AI appears to be absorbing the heat often directed at Bitcoin related to electricity consumption and environmental harm since OpenAI's ChatGPT surged to popularity late last year.

According to Hive Digital Technologies, a firm with its feet planted in both industries-such concerns will prove just as overblown for the former as it did for the latter.

We'll see apocalyptic predictions about AI's energy use fall flat, according to HIVE Research Director Adam Sharp on Monday. According to Newsweek, Bitcoin would consume 100% of the world's energy by 2020, which is an example of its prediction in 2017 that Bitcoin would consume 100% of the world's energy by 2020.

To succeed, both Bitcoin and AI require energy-intensive computer hardware, the first to secure the blockchain that immortalizes every Bitcoin transaction, and the second to handle user requests and complete calculations.

Back in May, a Gizmodo article suggested that the cooling systems needed to support ChatGPT's AI amount to dumping a large bottle of fresh water out on the ground for every average conversational exchange with the chatbot.
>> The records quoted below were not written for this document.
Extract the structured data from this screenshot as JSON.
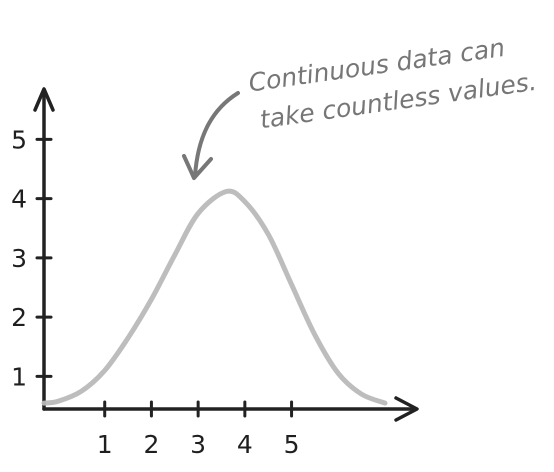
{
  "chart_data": {
    "type": "line",
    "title": "",
    "xlabel": "",
    "ylabel": "",
    "x_ticks": [
      "1",
      "2",
      "3",
      "4",
      "5"
    ],
    "y_ticks": [
      "1",
      "2",
      "3",
      "4",
      "5"
    ],
    "xlim": [
      -0.3,
      7.6
    ],
    "ylim": [
      0.45,
      5.8
    ],
    "grid": false,
    "legend": "none",
    "curve_color": "#b9b9b9",
    "axis_color": "#222222",
    "annotation_color": "#777777",
    "series": [
      {
        "x": [
          -0.3,
          0.0,
          0.5,
          1.0,
          1.5,
          2.0,
          2.5,
          3.0,
          3.6,
          4.0,
          4.5,
          5.0,
          5.5,
          6.0,
          6.5,
          7.0
        ],
        "values": [
          0.55,
          0.58,
          0.75,
          1.1,
          1.65,
          2.3,
          3.05,
          3.75,
          4.12,
          3.95,
          3.4,
          2.55,
          1.7,
          1.05,
          0.7,
          0.55
        ]
      }
    ],
    "annotation": {
      "lines": [
        "Continuous data can",
        "take countless values."
      ]
    }
  }
}
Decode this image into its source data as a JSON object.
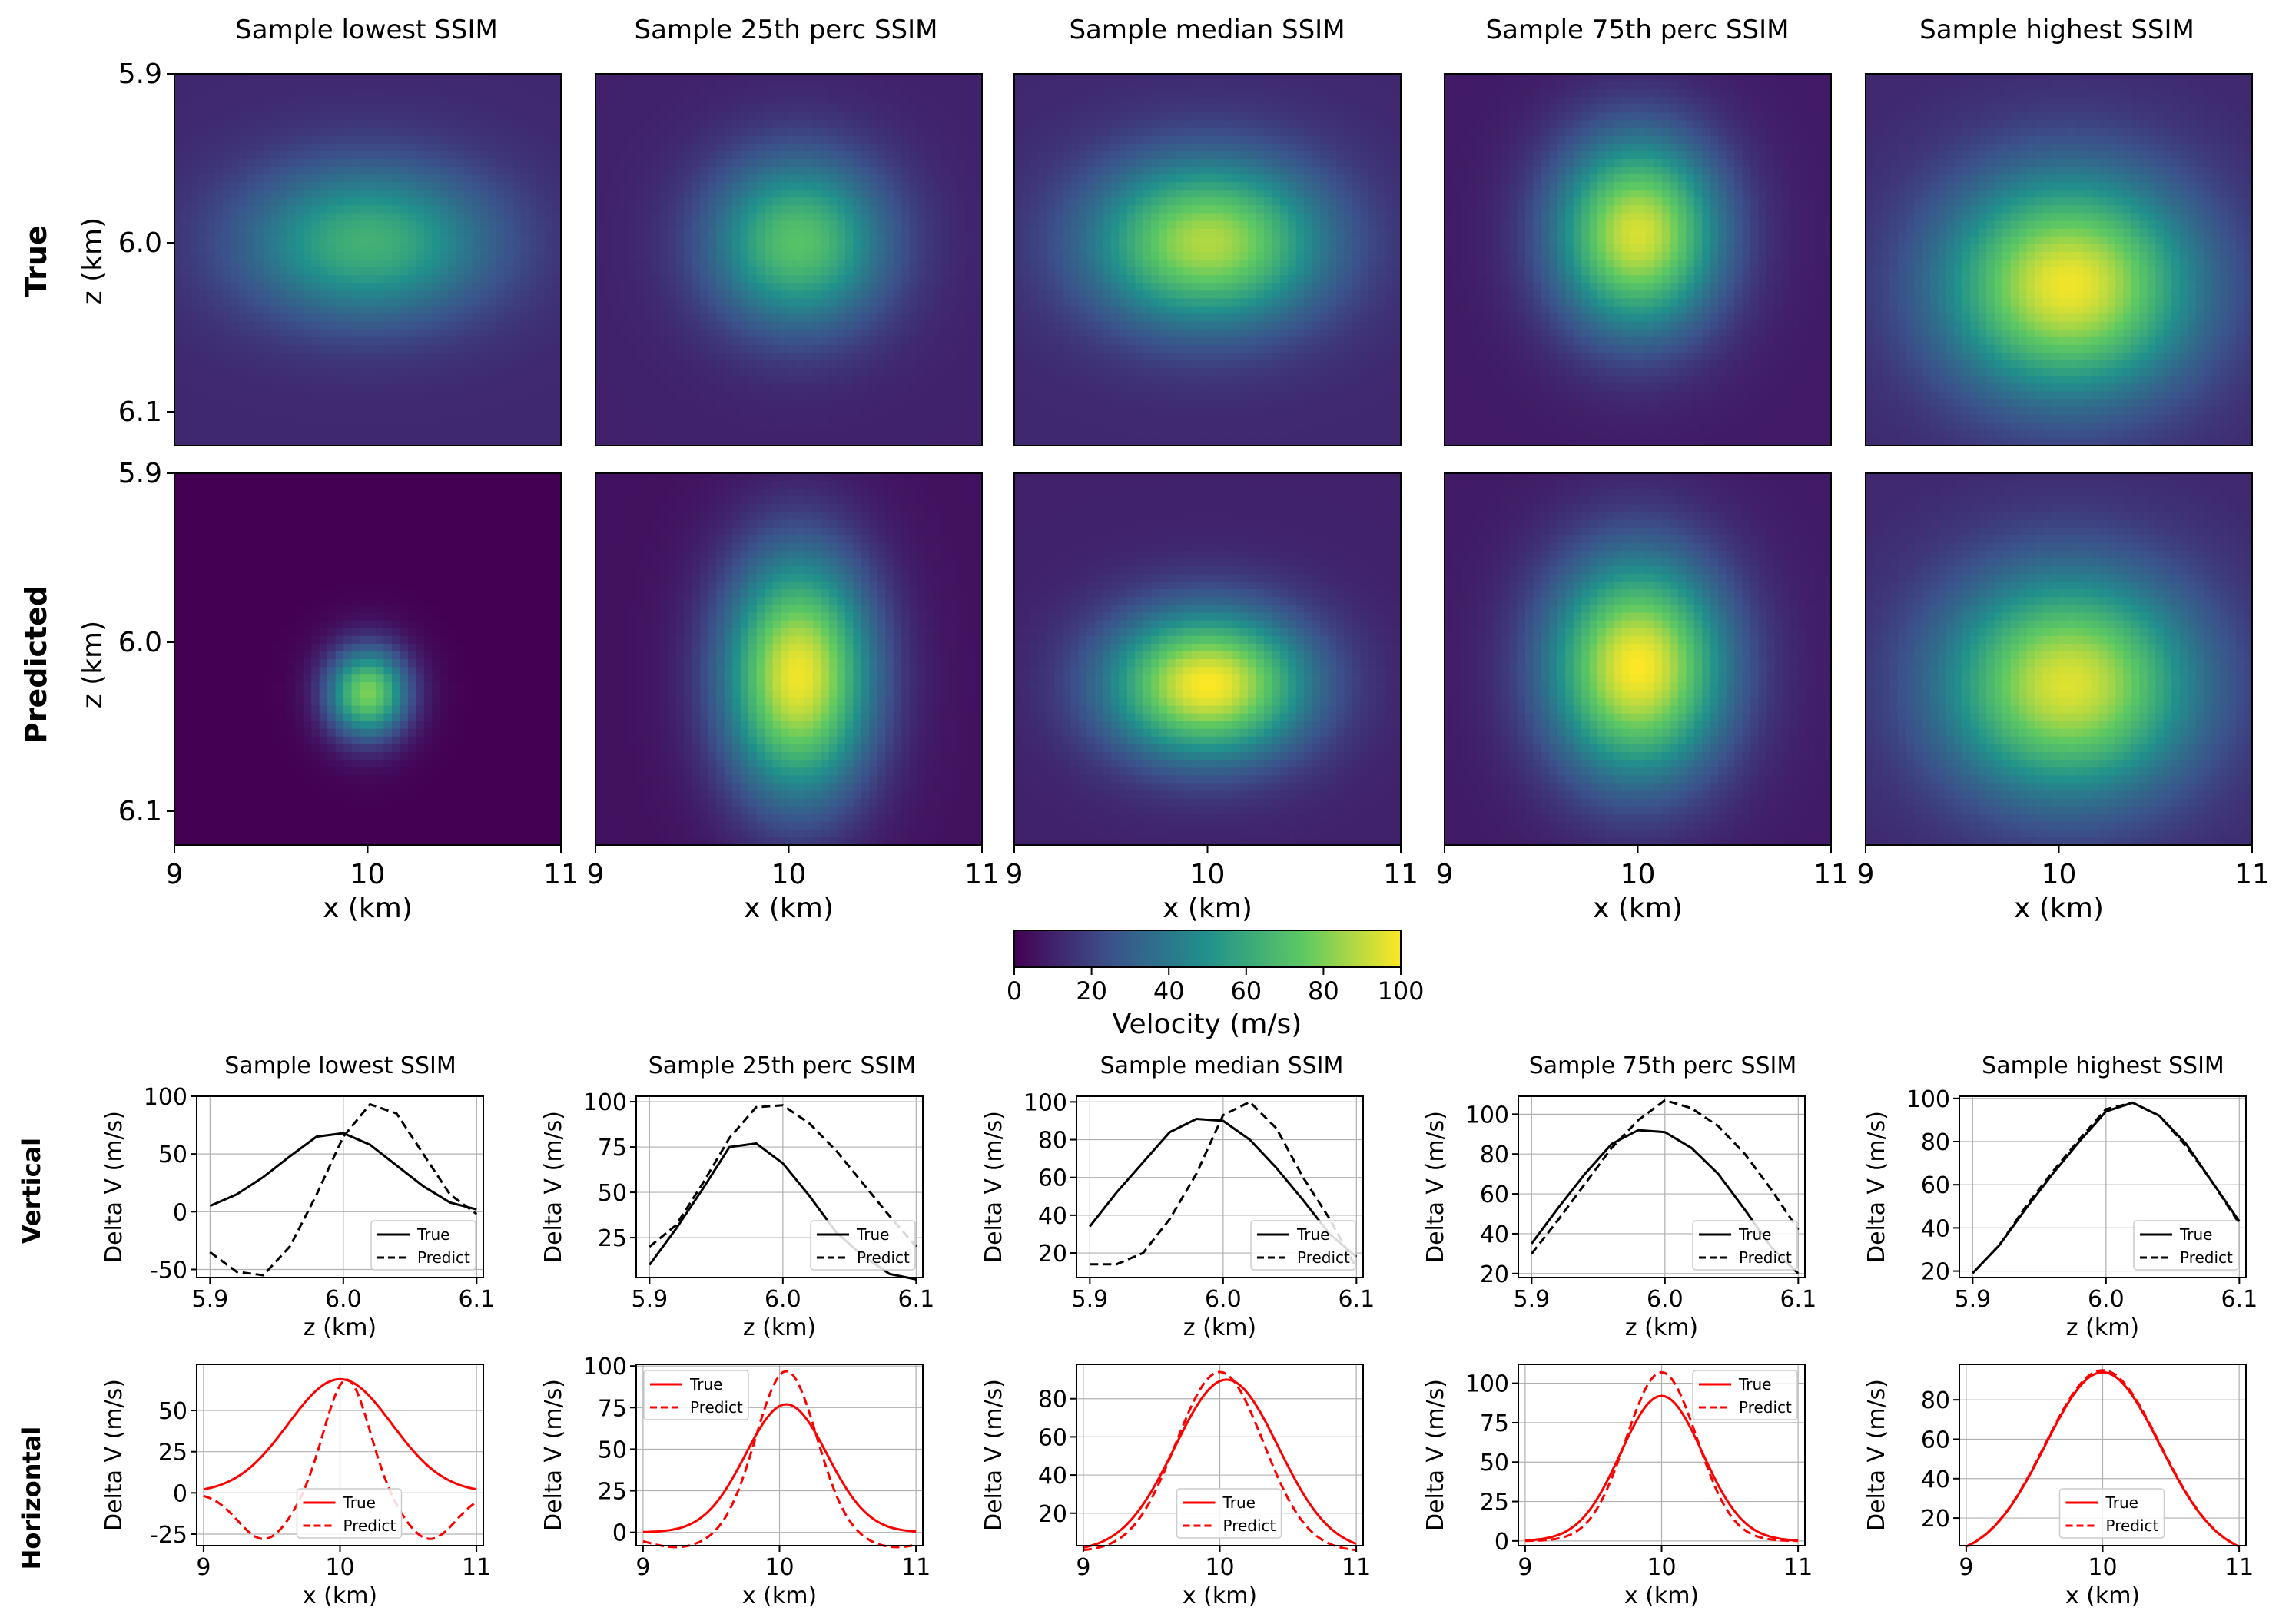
{
  "figure": {
    "column_titles": [
      "Sample lowest SSIM",
      "Sample 25th perc SSIM",
      "Sample median SSIM",
      "Sample 75th perc SSIM",
      "Sample highest SSIM"
    ],
    "row_labels": {
      "true": "True",
      "predicted": "Predicted",
      "vertical": "Vertical",
      "horizontal": "Horizontal"
    },
    "colorbar": {
      "label": "Velocity (m/s)",
      "ticks": [
        "0",
        "20",
        "40",
        "60",
        "80",
        "100"
      ],
      "range": [
        0,
        100
      ],
      "colormap": "viridis"
    }
  },
  "chart_data": [
    {
      "type": "heatmap",
      "group": "velocity-maps",
      "xlabel": "x (km)",
      "ylabel": "z (km)",
      "xlim": [
        9,
        11
      ],
      "zlim": [
        5.9,
        6.12
      ],
      "xticks": [
        "9",
        "10",
        "11"
      ],
      "zticks": [
        "5.9",
        "6.0",
        "6.1"
      ],
      "value_range": [
        0,
        100
      ],
      "colors": {
        "c0": "#440154",
        "c25": "#3b528b",
        "c50": "#21918c",
        "c75": "#5ec962",
        "c100": "#fde725"
      },
      "maps": [
        {
          "row": "true",
          "col": 0,
          "peak": 64,
          "cx": 10.0,
          "cz": 6.0,
          "sx": 0.45,
          "sz": 0.032,
          "floor": 12
        },
        {
          "row": "true",
          "col": 1,
          "peak": 72,
          "cx": 10.05,
          "cz": 6.0,
          "sx": 0.32,
          "sz": 0.035,
          "floor": 10
        },
        {
          "row": "true",
          "col": 2,
          "peak": 88,
          "cx": 10.0,
          "cz": 6.0,
          "sx": 0.42,
          "sz": 0.034,
          "floor": 12
        },
        {
          "row": "true",
          "col": 3,
          "peak": 94,
          "cx": 10.0,
          "cz": 5.995,
          "sx": 0.3,
          "sz": 0.04,
          "floor": 8
        },
        {
          "row": "true",
          "col": 4,
          "peak": 98,
          "cx": 10.05,
          "cz": 6.025,
          "sx": 0.45,
          "sz": 0.045,
          "floor": 12
        },
        {
          "row": "predicted",
          "col": 0,
          "peak": 80,
          "cx": 10.0,
          "cz": 6.03,
          "sx": 0.15,
          "sz": 0.019,
          "floor": 0
        },
        {
          "row": "predicted",
          "col": 1,
          "peak": 98,
          "cx": 10.05,
          "cz": 6.02,
          "sx": 0.27,
          "sz": 0.05,
          "floor": 5
        },
        {
          "row": "predicted",
          "col": 2,
          "peak": 100,
          "cx": 10.0,
          "cz": 6.025,
          "sx": 0.36,
          "sz": 0.03,
          "floor": 10
        },
        {
          "row": "predicted",
          "col": 3,
          "peak": 100,
          "cx": 10.0,
          "cz": 6.015,
          "sx": 0.32,
          "sz": 0.045,
          "floor": 8
        },
        {
          "row": "predicted",
          "col": 4,
          "peak": 95,
          "cx": 10.05,
          "cz": 6.025,
          "sx": 0.45,
          "sz": 0.045,
          "floor": 12
        }
      ]
    },
    {
      "type": "line",
      "group": "vertical-profiles",
      "xlabel": "z (km)",
      "ylabel": "Delta V (m/s)",
      "x": [
        5.9,
        5.92,
        5.94,
        5.96,
        5.98,
        6.0,
        6.02,
        6.04,
        6.06,
        6.08,
        6.1
      ],
      "xlim": [
        5.89,
        6.105
      ],
      "xticks": [
        "5.9",
        "6.0",
        "6.1"
      ],
      "line_color": "#000000",
      "legend": [
        "True",
        "Predict"
      ],
      "panels": [
        {
          "ylim": [
            -57,
            100
          ],
          "yticks": [
            -50,
            0,
            50,
            100
          ],
          "true": [
            5,
            15,
            30,
            48,
            65,
            68,
            58,
            40,
            22,
            8,
            2
          ],
          "predict": [
            -35,
            -52,
            -55,
            -30,
            15,
            65,
            93,
            85,
            50,
            15,
            -2
          ]
        },
        {
          "ylim": [
            3,
            103
          ],
          "yticks": [
            25,
            50,
            75,
            100
          ],
          "true": [
            10,
            30,
            52,
            75,
            77,
            66,
            48,
            28,
            15,
            5,
            2
          ],
          "predict": [
            20,
            32,
            55,
            80,
            97,
            98,
            88,
            73,
            55,
            37,
            20
          ]
        },
        {
          "ylim": [
            7,
            103
          ],
          "yticks": [
            20,
            40,
            60,
            80,
            100
          ],
          "true": [
            34,
            52,
            68,
            84,
            91,
            90,
            80,
            65,
            48,
            30,
            18
          ],
          "predict": [
            14,
            14,
            20,
            38,
            62,
            93,
            100,
            86,
            60,
            38,
            12
          ]
        },
        {
          "ylim": [
            18,
            109
          ],
          "yticks": [
            20,
            40,
            60,
            80,
            100
          ],
          "true": [
            35,
            53,
            70,
            85,
            92,
            91,
            83,
            70,
            52,
            33,
            20
          ],
          "predict": [
            30,
            47,
            65,
            83,
            97,
            107,
            103,
            94,
            80,
            62,
            42
          ]
        },
        {
          "ylim": [
            17,
            101
          ],
          "yticks": [
            20,
            40,
            60,
            80,
            100
          ],
          "true": [
            19,
            32,
            49,
            65,
            80,
            94,
            98,
            92,
            79,
            61,
            43
          ],
          "predict": [
            19,
            32,
            50,
            66,
            81,
            95,
            98,
            92,
            78,
            61,
            42
          ]
        }
      ]
    },
    {
      "type": "line",
      "group": "horizontal-profiles",
      "xlabel": "x (km)",
      "ylabel": "Delta V (m/s)",
      "xlim": [
        8.95,
        11.05
      ],
      "xticks": [
        "9",
        "10",
        "11"
      ],
      "line_color": "#ff0000",
      "legend": [
        "True",
        "Predict"
      ],
      "panels": [
        {
          "ylim": [
            -32,
            78
          ],
          "yticks": [
            -25,
            0,
            25,
            50
          ],
          "true": {
            "peak": 69,
            "center": 10.0,
            "sigma": 0.38,
            "base": 0
          },
          "predict": {
            "peak": 69,
            "center": 10.05,
            "sigma": 0.16,
            "base": 0,
            "neg": -28,
            "neg_sigma": 0.42
          },
          "legend_pos": "lower-center"
        },
        {
          "ylim": [
            -8,
            101
          ],
          "yticks": [
            0,
            25,
            50,
            75,
            100
          ],
          "true": {
            "peak": 77,
            "center": 10.05,
            "sigma": 0.3,
            "base": 0
          },
          "predict": {
            "peak": 97,
            "center": 10.05,
            "sigma": 0.22,
            "base": 0,
            "neg": -9,
            "neg_sigma": 0.55
          },
          "legend_pos": "upper-left"
        },
        {
          "ylim": [
            3,
            98
          ],
          "yticks": [
            20,
            40,
            60,
            80
          ],
          "true": {
            "peak": 90,
            "center": 10.05,
            "sigma": 0.38,
            "base": 0
          },
          "predict": {
            "peak": 94,
            "center": 10.0,
            "sigma": 0.32,
            "base": 0
          },
          "legend_pos": "lower-center"
        },
        {
          "ylim": [
            -3,
            112
          ],
          "yticks": [
            0,
            25,
            50,
            75,
            100
          ],
          "true": {
            "peak": 92,
            "center": 10.0,
            "sigma": 0.3,
            "base": 0
          },
          "predict": {
            "peak": 107,
            "center": 10.0,
            "sigma": 0.26,
            "base": 0
          },
          "legend_pos": "upper-right"
        },
        {
          "ylim": [
            6,
            98
          ],
          "yticks": [
            20,
            40,
            60,
            80
          ],
          "true": {
            "peak": 94,
            "center": 10.0,
            "sigma": 0.42,
            "base": 0
          },
          "predict": {
            "peak": 95,
            "center": 10.0,
            "sigma": 0.42,
            "base": 0
          },
          "legend_pos": "lower-center"
        }
      ]
    }
  ]
}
Last week, coinMetrics founder Nic Carter compared this measure to inaccurate 'per transaction energy cost' metrics often used to exaggerate Bitcoin's power consumption.

HIVE has a long history with Bitcoin mining, and they're now embracing high-performance computing by leveraging its existing data centers and old Ethereum mining rigs for the job.

Like Bitcoin, HPC providers are looking to find out sources of renewable energy to power operations. Bitcoin's growth is evidenced by a growing literature that over half of the industry could be powered by sustainable energy, making it one of the most environmentally-friendly industries on the planet.

When asked whether AI's growth might lower Bitcoin's hash rate as miners change business structures to accommodate the industry, the researcher said: 'It's possible. But, limitations on the number of NVIDIA GPUs available and the time required to transition business models will likely limit how fast Bitcoin's network security can drop.

''I think we have to worry about the hashrate going to dangerous levels,'' he said. It's probably too much hashrate operating, and even more coming online.